Low-latency machine learning FPGA accelerator for multi-qubit-state discrimination
This work addresses the need for fast and reliable qubit readout in quantum computing experiments, offering an incremental improvement through hardware integration.
The paper tackled the problem of error-prone multi-qubit state measurement in quantum computing by deploying a quantized neural network on an FPGA accelerator, achieving readout of five superconducting qubits in less than 50 ns with balanced accuracy and low latency.

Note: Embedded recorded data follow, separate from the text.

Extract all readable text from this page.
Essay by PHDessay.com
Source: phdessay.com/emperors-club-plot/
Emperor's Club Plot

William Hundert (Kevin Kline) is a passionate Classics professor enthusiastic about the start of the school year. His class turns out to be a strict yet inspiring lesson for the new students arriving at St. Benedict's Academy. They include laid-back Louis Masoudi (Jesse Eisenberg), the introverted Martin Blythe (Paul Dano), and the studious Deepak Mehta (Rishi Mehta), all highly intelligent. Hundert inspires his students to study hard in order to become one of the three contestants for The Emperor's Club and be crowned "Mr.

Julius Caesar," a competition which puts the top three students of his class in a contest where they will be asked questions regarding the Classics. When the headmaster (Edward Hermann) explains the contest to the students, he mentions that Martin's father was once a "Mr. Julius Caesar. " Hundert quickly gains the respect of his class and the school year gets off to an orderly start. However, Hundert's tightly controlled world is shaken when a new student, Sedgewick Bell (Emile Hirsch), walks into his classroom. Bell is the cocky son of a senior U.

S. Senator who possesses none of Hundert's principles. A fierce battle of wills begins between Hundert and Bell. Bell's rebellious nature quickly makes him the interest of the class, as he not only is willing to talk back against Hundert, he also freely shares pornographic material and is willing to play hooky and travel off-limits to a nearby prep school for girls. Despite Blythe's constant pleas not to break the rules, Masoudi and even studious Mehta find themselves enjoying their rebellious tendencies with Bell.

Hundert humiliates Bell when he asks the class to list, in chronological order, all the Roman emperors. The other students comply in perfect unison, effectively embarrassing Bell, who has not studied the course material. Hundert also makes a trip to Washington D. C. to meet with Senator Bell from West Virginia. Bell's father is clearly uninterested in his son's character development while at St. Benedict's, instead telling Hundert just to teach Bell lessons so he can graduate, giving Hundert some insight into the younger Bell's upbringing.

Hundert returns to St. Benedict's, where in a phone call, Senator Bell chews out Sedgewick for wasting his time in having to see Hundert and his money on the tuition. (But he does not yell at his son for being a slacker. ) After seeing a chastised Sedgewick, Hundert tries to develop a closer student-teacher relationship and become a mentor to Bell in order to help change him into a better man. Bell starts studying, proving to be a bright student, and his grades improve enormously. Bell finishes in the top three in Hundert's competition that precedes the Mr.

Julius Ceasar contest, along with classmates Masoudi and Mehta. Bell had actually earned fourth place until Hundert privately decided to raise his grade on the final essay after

Measuring a qubit state is a fundamental yet error-prone operation in quantum computing. These errors can arise from various sources, such as crosstalk, spontaneous state transitions, and excitations caused by the readout pulse. Here, we utilize an integrated approach to deploy neural networks onto field-programmable gate arrays (FPGA). We demonstrate that implementing a fully connected neural network accelerator for multi-qubit readout is advantageous, balancing computational complexity with low latency requirements without significant loss in accuracy. The neural network is implemented by quantizing weights, activation functions, and inputs. The hardware accelerator performs frequency-multiplexed readout of five superconducting qubits in less than 50 ns on a radio frequency system on chip (RFSoC) ZCU111 FPGA, marking the advent of RFSoC-based low-latency multi-qubit readout using neural networks. These modules can be implemented and integrated into existing quantum control and readout platforms, making the RFSoC ZCU111 ready for experimental deployment.